Falafel de zanahorias y comino.

Uno de los platos de Medio Oriente más difundidos es el falafel. En cualquier lugar del mundo que encuentres un restaurante de raíces árabes, hay falafel. Sea de comida al paso o no, en una zona chic o en los aeropuertos, es infaltable. Los hay elaborados a la manera tradicional (fritos) y los livianos (horneados). De garbanzos, de habas, de porotos y hasta de lentejas.

Esta croqueta vegetal es tan antigua como la civilización, y tiene la facultad de rememorar costumbres bíblicas egipcias a pesar de que le asignan origen indio. Ha conquistado el corazón (y las panzas) de todo Oriente Medio durante muchos siglos y, en las últimas décadas, de todo el mundo. Es tan versátil que se consume en cualquier momento del día, como plato principal, como guarnición o como relleno de sandwich.

¿Por qué llamarlo falafel y no albóndiga a secas? ¿O croqueta? Porque la «masa» se elabora con la legumbre remojada, no cocida. Porque su nombre es una poesía: deriva del verbo falfala, que significa condimentar, y contiene un mundo de especies.

Porque es la inspiración a toda esa variedad de hamburguesas y albóndigas de la dieta vegetariana. Me resultó gracioso ver el menú de una hamburguesería en Nueva Zelanda que contenía manjares de diversas carnes de la zona: beef (vacuna), lamb (cordero), fish (pescado), y por ahí debajo estaba la versión vegetariana, la Bur Laden, con falafel y tahini!

Falafel de zanahorias y comino

(la croqueta veggie que puede romper el ranking de tus recetas más compartidas)

¿Por qué este falafel puede convertirse en tu próximo «best seller»?
Porque junta lo mejor de dos mundos: la noble proteína del garbanzo y el dulzor terroso de la zanahoria, todo abrazado por el perfume irreverente del comino. Es un bocado que le guiña el ojo a la dieta veggie, seduce a carnívoros curiosos y, encima, se arma con ingredientes baratos y fáciles de conseguir en cualquier barrio porteño.

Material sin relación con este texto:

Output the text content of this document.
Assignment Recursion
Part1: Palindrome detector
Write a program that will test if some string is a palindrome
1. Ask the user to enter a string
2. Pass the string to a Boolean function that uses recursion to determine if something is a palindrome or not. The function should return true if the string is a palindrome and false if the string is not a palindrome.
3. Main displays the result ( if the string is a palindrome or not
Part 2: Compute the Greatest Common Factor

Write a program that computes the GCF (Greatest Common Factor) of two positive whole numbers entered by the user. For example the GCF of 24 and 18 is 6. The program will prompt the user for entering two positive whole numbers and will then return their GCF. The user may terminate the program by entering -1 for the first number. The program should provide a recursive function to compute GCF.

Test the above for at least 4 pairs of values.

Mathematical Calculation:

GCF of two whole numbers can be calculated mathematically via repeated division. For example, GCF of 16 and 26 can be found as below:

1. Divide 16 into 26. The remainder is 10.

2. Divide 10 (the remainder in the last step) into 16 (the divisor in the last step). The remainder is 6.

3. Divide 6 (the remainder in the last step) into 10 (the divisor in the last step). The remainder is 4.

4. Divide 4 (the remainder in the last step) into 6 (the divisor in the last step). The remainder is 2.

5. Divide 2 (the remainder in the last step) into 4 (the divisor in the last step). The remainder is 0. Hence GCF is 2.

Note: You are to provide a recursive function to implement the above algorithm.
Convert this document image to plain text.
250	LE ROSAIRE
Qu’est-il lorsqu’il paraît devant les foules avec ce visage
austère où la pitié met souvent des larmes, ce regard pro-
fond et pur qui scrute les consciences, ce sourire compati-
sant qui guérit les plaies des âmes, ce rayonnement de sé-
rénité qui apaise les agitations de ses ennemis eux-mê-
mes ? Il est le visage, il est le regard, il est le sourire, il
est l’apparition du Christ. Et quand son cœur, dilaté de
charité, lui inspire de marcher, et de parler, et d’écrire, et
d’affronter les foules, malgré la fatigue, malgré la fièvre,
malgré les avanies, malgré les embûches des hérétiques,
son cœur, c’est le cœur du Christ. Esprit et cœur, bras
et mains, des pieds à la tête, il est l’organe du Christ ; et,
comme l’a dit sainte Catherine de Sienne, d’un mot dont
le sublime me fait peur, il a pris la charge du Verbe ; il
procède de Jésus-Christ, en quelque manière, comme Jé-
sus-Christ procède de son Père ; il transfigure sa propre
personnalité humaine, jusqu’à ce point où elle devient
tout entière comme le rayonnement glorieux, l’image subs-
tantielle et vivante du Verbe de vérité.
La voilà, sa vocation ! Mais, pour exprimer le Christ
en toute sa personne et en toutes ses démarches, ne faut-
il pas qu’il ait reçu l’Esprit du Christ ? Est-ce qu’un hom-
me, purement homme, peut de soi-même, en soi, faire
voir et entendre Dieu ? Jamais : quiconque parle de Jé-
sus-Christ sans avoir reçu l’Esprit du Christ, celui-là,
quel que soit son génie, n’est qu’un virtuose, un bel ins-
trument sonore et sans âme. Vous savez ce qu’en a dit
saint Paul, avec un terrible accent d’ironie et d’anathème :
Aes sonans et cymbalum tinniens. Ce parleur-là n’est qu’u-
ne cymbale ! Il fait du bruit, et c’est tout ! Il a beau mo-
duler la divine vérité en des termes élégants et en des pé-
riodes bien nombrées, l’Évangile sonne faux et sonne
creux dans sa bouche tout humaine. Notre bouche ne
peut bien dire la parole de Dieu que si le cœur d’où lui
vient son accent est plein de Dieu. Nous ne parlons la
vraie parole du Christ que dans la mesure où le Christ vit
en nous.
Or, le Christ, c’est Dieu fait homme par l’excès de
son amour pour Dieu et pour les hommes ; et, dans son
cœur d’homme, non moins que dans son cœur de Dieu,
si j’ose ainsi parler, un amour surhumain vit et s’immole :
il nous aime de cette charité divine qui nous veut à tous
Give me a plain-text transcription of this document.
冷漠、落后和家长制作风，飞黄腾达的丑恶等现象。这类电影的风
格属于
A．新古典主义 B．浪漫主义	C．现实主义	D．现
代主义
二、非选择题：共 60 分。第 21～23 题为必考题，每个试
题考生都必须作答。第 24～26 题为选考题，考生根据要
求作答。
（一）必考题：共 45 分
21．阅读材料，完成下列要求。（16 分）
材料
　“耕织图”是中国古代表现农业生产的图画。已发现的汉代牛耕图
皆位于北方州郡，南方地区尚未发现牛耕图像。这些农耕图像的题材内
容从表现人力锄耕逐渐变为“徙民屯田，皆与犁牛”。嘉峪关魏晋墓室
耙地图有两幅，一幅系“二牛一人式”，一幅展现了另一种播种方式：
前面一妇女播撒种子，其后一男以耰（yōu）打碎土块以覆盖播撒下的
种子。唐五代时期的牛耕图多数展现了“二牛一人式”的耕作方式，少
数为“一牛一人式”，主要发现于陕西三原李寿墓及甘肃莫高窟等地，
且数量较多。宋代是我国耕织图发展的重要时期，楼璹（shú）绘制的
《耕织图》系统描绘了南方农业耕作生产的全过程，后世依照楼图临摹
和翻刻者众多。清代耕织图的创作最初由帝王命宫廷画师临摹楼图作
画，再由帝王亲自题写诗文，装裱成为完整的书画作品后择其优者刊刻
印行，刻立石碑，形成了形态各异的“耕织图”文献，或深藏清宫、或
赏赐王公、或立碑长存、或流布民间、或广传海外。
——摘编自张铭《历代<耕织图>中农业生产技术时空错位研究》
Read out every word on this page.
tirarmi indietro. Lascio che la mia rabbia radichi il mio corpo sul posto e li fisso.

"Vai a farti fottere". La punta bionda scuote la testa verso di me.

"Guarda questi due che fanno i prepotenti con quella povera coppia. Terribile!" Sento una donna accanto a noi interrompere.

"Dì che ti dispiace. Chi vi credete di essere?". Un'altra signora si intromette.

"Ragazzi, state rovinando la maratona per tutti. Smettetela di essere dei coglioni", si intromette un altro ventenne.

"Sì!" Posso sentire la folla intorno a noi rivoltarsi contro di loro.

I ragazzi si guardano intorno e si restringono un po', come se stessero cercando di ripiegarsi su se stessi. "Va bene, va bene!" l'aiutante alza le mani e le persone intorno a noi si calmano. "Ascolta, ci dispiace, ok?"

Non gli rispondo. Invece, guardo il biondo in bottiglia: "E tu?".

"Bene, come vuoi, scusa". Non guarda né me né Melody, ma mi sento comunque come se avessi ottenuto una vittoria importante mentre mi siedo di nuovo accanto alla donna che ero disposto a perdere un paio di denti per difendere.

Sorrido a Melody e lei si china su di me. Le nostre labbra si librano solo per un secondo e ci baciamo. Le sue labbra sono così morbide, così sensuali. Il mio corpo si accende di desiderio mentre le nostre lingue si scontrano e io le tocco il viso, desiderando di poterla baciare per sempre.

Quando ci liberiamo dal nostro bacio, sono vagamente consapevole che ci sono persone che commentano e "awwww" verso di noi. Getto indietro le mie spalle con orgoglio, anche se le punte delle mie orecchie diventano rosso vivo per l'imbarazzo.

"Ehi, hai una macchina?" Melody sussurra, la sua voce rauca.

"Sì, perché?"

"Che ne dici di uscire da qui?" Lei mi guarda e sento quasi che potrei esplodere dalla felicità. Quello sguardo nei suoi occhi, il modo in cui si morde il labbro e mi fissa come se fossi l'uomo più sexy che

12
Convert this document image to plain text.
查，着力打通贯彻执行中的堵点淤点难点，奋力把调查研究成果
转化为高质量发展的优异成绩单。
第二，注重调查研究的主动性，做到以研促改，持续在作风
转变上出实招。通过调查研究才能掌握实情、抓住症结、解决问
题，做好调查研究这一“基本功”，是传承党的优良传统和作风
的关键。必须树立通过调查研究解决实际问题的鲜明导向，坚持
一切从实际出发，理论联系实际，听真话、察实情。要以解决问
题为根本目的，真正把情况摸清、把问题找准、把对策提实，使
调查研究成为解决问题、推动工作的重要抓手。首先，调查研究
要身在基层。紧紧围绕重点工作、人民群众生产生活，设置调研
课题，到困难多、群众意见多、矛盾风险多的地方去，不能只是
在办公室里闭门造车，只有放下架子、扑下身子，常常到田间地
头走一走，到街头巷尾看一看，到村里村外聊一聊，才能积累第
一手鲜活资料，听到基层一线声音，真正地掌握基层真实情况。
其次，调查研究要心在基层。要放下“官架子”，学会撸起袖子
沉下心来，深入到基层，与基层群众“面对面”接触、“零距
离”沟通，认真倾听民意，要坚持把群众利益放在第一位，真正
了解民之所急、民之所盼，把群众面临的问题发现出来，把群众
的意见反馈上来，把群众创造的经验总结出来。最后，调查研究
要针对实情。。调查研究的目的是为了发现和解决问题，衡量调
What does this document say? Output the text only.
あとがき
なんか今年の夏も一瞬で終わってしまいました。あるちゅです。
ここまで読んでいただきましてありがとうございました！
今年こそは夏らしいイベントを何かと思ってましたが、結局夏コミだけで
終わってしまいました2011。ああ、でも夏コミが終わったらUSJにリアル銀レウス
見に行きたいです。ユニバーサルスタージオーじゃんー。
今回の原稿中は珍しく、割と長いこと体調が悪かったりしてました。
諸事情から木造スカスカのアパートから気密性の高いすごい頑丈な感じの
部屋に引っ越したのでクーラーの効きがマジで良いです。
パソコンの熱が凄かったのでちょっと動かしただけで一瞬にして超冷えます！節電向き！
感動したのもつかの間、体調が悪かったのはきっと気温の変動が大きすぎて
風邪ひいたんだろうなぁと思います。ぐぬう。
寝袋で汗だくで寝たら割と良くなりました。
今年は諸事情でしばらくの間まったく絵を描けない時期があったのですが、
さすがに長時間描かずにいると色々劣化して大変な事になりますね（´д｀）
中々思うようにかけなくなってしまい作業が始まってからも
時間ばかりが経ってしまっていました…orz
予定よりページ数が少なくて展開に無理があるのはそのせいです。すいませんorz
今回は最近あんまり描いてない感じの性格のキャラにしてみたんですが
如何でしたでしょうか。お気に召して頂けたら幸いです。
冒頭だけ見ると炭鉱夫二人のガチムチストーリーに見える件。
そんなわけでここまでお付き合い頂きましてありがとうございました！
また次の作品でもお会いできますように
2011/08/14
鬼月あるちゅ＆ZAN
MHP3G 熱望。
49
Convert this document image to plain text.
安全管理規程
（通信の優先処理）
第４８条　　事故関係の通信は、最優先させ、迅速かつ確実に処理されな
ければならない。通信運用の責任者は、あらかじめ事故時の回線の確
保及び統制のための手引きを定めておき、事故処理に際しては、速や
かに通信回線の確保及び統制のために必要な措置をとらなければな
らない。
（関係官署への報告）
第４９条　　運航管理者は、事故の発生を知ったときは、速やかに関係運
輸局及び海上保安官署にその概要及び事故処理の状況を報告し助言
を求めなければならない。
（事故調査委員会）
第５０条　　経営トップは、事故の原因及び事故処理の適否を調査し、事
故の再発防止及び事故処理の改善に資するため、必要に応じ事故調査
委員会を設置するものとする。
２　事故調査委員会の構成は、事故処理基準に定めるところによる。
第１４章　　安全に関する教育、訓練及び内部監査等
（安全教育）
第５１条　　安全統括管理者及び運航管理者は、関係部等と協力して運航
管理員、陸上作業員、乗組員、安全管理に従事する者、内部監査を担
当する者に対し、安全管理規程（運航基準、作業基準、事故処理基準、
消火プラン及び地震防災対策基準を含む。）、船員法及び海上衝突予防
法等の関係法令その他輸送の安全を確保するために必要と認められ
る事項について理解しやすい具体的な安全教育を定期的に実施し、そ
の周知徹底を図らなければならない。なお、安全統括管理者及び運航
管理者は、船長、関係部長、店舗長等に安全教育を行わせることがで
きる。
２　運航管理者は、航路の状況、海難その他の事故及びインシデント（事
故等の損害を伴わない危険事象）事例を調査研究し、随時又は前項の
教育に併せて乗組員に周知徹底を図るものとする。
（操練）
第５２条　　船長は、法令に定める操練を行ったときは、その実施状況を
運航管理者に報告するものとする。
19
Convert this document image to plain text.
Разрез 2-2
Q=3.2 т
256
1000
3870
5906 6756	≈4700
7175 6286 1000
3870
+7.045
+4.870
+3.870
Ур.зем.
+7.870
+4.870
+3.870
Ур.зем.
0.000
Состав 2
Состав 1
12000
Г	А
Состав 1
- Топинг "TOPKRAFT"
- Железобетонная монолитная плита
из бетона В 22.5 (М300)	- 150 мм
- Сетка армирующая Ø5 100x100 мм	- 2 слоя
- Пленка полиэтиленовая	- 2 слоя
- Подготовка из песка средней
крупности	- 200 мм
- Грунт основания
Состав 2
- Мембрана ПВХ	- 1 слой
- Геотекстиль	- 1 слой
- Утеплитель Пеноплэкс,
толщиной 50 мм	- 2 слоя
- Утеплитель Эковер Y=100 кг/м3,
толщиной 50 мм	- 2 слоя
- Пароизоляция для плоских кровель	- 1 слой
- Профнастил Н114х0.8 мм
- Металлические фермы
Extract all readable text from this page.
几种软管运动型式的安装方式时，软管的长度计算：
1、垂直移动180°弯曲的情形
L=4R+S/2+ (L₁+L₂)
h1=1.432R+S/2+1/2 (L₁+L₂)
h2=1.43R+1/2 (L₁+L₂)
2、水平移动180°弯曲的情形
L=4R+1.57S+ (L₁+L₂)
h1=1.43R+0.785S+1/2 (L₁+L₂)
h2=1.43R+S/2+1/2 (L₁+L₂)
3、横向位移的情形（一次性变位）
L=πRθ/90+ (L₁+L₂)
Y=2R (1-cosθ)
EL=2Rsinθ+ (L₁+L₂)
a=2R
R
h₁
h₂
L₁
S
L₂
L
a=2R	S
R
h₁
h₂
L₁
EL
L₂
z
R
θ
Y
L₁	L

Un poco de historia, porque las recetas también cuentan cuentos

El falafel nació cuando todavía se escribían relatos en arcilla. Se discute si apareció primero en Egipto o en la India, pero quedó claro que Medio Oriente lo adoptó como religión de bolsillo: un rezo crujiente que se come a cualquier hora. Su nombre viene de falfala («condimentar»), así que, si no hay especias, no hay falafel.

Con los siglos, la croqueta viajó en barcos de vela, se coló en aeropuertos y terminó aterrizando en food-trucks hipsters de Wellington. Hoy muta sin culpa: se hace de habas en El Cairo, de porotos en México y —como aquí— de zanahorias ralladas en pleno Palermo.


La receta, contada sin robots ni artificios

Rinde unas 20 bolitas llenas de gloria

  1. La noche anterior remojá una taza de garbanzos; que naden en agua hasta que dupliquen su tamaño.

  2. Al otro día, enjuagalos, escurrilos y tiralos a la procesadora junto con:

    • Una taza de zanahoria rallada bien fina.

    • Dos dientes de ajo que no tengan brote verde (amargan).

    • Una cebolla chica cortada groseramente.

    • Dos cucharadas de perejil fresco, picado al paso.

    • Una cucharada colmada de comino molido.

    • Una cucharadita de menta seca o fresca, como prefieras.

    • Sal y pimienta a tu paladar.

  3. Cuando la mezcla quede pastosa pero con textura, sumale dos cucharadas de harina de garbanzos (podés reemplazar con fécula o harina común; la idea es que ligue).

  4. Tapá el bowl con film y dejalo reposar en la heladera un par de horas. Ese frizz se asienta y los sabores se ponen de acuerdo.

  5. Armá bolitas del tamaño de una nuez. Tenés dos caminos:

    • Horno: rociá una placa apenas aceitada, llevá los falafel a 200 °C y dales vuelta a los 10 minutos; en 20 quedan dorados.

    • Fritura: si buscás la crocantez legendaria, que el aceite llegue a 180 °C; un chapuzón de 3 minutos y listo.


Cómo servirlos para que vuelen de la mesa

  • Con ensalada de pepino, tomate y yogur para un almuerzo exprés.

  • Dentro de un pan pita con tahina, pickles y hojas verdes: el sándwich que salva madrugadas y noches largas.

  • Como guarnición de un curry suave: Oriente en estéreo.


Tip final para brillar: guardá la mezcla cruda en la heladera hasta dos días o freezala en porciones. Así podés freír/hornear falafel fresco cuando pinte el antojo y tu receta seguirá sumando reproducciones en la memoria gustativa de tus comensales.